Saturday, February 6, 2010

relay vs optocoupler


Connect the PIC to the relay or optocoupler to communicate from the remote to the home automation circuit. The problem is that I don't know whether to use the relay or optocoupler to connect from the PIC to light and fan. If I use the relay, the output just the LED but if I use the optocoupler, the output can be the the light(bulb) and fan(PC fan). This is because that the relay is a electronics switch. It's function as on and off to the LED.


A relay is an electrically operated switch. Many relays use an electromagnetic to operate a switching mechanism, but other operating principles are also used. Relays find applications where it is necessary to control a circuit by a low-power signal, or where several circuits must be controlled by one signal. A simple electromagnetic relay, such as the one taken from a car in the first picture, is an adaptation of an electromagnetic. It consists of a coil of wire surrounding a soft iron core, an iron yoke, which provides a low reluctance path for magnetic flux, a movable iron armature, and a set, or sets, of contacts; two in the relay pictured.

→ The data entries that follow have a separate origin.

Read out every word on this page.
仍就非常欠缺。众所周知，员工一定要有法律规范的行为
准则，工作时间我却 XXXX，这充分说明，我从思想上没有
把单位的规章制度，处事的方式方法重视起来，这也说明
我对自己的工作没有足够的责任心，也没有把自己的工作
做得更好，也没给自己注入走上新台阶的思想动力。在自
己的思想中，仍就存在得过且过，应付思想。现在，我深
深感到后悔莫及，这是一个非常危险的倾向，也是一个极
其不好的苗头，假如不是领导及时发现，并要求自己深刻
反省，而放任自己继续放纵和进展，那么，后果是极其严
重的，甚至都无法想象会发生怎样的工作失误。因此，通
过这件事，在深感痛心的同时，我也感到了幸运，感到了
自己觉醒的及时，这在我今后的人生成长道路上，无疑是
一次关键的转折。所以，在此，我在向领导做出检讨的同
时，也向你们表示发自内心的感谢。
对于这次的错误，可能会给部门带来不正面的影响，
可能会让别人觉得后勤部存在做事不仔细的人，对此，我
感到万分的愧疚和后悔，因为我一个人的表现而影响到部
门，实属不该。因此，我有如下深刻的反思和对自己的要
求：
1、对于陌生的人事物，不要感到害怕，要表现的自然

Optocoupler is a device that uses a short opticaltransmission path to transfer an electronic signal between elements of a circuit, typically a transmitter and a receiver, while keeping them electrically isolated since the electrical signal is converted to a light beam, transferred, then converted back to an electrical signal, there is no need for electrical connection between the source and destination circuits.The opto-isolator is simply a package that contains both an infrared light-emitting diode (LED) and a photodetector such as a photosensitive silicon diode, transistor Darlington pair, or silicon controlled rectifier (SCR). The wave-length responses of the two devices are tailored to be as identical as possible to permit the highest measure of coupling possible.